Congreso

El Gobierno pacta con ERC volver a la mesa de diálogo tras el 14-F

PSOE y Podemos votarán a favor de la moción de los republicanos que pide amnistiar a los líderes del “procés” y facilitar el ejercicio del “derecho de autodeterminación”

El presidente del Gobierno, Pedro Sánchez (i) y el el portavoz de Esquerra Republicana (ERC) en el Congreso, Gabriel Rufián, se saludan con el codo en el Palacio de la Moncloa antes de mantener una reunión, en Madrid (España), a 3 de septiembre de 2020
El presidente del Gobierno, Pedro Sánchez (i) y el el portavoz de Esquerra Republicana (ERC) en el Congreso, Gabriel Rufián, se saludan con el codo en el Palacio de la Moncloa antes de mantener una reunión, en Madrid (España), a 3 de septiembre de 2020PoolPool

El Pleno del Congreso de los Diputados se ha convertido hoy en un acto más de la campaña a las elecciones catalanas. La moción a iniciativa de ERC que pedía «avanzar de manera decidida» hacia la «resolución del conflicto político» se ha utilizado por sus impulsores para defender desde la tribuna de oradores que es «imprescindible que Esquerra gane las elecciones». Como si de un mitin se tratara, Montserrat Bassa, no solo ha asegurado que «nunca haremos gobierno con el PSC», sino que ha pedido unir fuerzas entre los partidos independentistas para evitar que Salvador Illa llegue a gobernar, porque de ese modo, la mesa de diálogo que pretenden impulsar, una vez que se superen los comicios no tendrá sentido. Este enfrentamiento directo contra los socialistas, que se ha reeditado en forma de «todos contra Illa» por parte de todos los portavoces soberanistas que tomaron la palabra, choca con la vocación del propio Gobierno de que se concrete una nueva reunión tras el 14 de febrero.
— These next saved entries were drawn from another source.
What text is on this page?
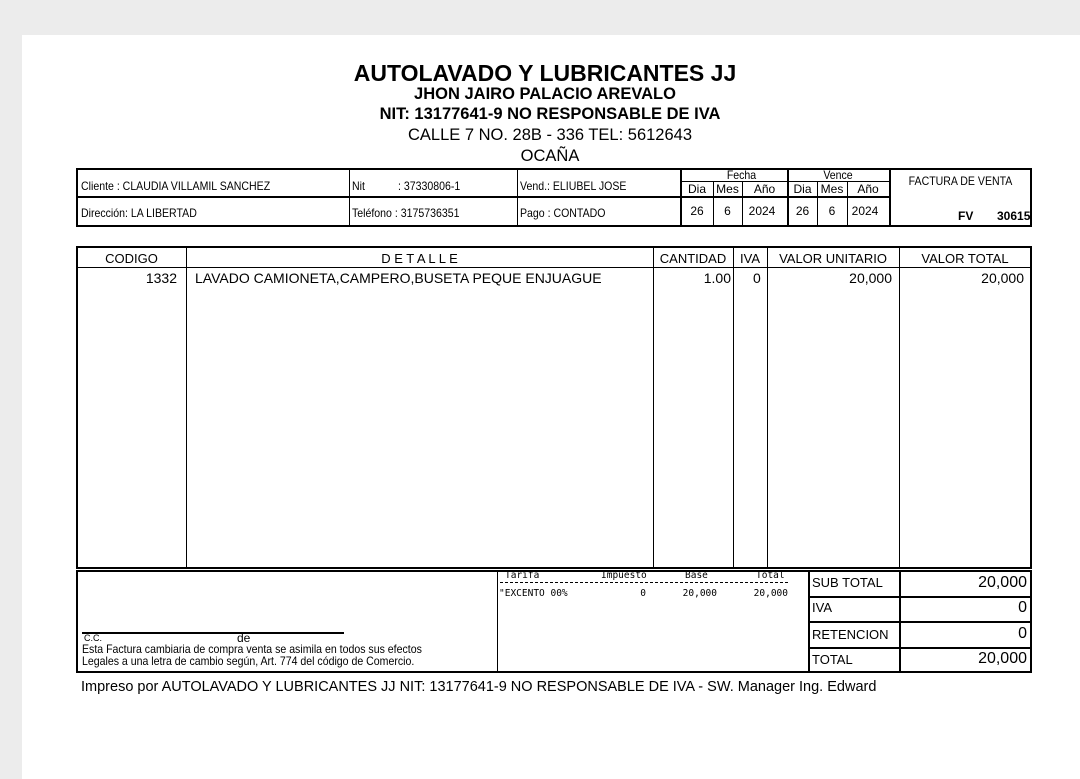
AUTOLAVADO Y LUBRICANTES JJ
JHON JAIRO PALACIO AREVALO
NIT: 13177641-9 NO RESPONSABLE DE IVA
CALLE 7 NO. 28B - 336 TEL: 5612643
OCAÑA
Cliente : CLAUDIA VILLAMIL SANCHEZ	Nit	: 37330806-1	Vend.: ELIUBEL JOSE
Dirección: LA LIBERTAD	Teléfono : 3175736351	Pago : CONTADO
Fecha	Vence
Dia Mes	Año	Dia Mes	Año
26	6	2024	26	6	2024
FACTURA DE VENTA
FV 30615
CODIGO	D E T A L L E	CANTIDAD	IVA	VALOR UNITARIO	VALOR TOTAL
1332 LAVADO CAMIONETA,CAMPERO,BUSETA PEQUE ENJUAGUE	1.00 0	20,000	20,000
Tarifa	Impuesto	Base	Total
"EXCENTO 00%	0	20,000	20,000
C.C.	de
Esta Factura cambiaria de compra venta se asimila en todos sus efectos
Legales a una letra de cambio según, Art. 774 del código de Comercio.
SUB TOTAL	20,000
IVA	0
RETENCION	0
TOTAL	20,000
Impreso por AUTOLAVADO Y LUBRICANTES JJ NIT: 13177641-9 NO RESPONSABLE DE IVA - SW. Manager Ing. Edward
Los partidos que conforman la coalición (PSOE y Unidas Podemos) se han posicionado a favor de retomar la interlocución preferente con la Generalitat que se abrió con la llegada de Sánchez a la Moncloa. Los socialistas quitan trascendencia a su apoyo, recordando que no difiere en nada de los compromisos explicitados por Pedro Sánchez en su investidura para granjearse el apoyo de ERC. Desde Moncloa siempre se han mostrado dispuestos a retomar la mesa de diálogo, pero se escudaron en la situación de la pandemia actual y en la inestabilidad y el desgobierno en Cataluña para retrasarla.

Sin embargo, lo que hasta ahora era un foro de interlocución, se utilizará ahora por parte de los republicanos para concurrir a las urnas con un compromiso de diálogo restablecido, pues necesitan reivindicar ante Junts per Catalunya que la vía pragmática da sus frutos. Por su parte, Laura Borrás, ha asegurado que si gana las elecciones y es presidenta de Cataluña, el Gobierno tendrá que negociar con ella y si no quiere, se impondrá su “plan A” que es atender al mandato del 1-O, esto es, la unilateralidad.

Los republicanos recuperaron sus apuestas maximalistas, recordando «la violencia» y «la represión del Estado» e insistiendo en que la solución a la crisis catalana pasa por amnistiar a los líderes del «procés» y facilitar el ejercicio del «derecho de autodeterminación». Ambas condiciones se deberán promover por el nuevo Parlament que surja de las urnas el 14-F o mediante acuerdo entre gobiernos.

Pero este posicionamiento tiene más de postureo electoral, no pueden bajarse del carro de la unilateralidad, que de concepción realista, pues son conscientes de que desde el Gobierno central no se va a superar ningún límite de los que marcan la ley y la Constitución, en la línea de que ambas impiden la celebración de cualquier referéndum de autodeterminación. Desde los partidos de la derecha, PP y Ciudadanos utilizaron el acuerdo de Gobierno y ERC para visibilizar que ya hay un pacto electoral en Cataluña para tejer un «tripartito». «No es una mesa de diálogo, es la mesa del tripartito», destacaron.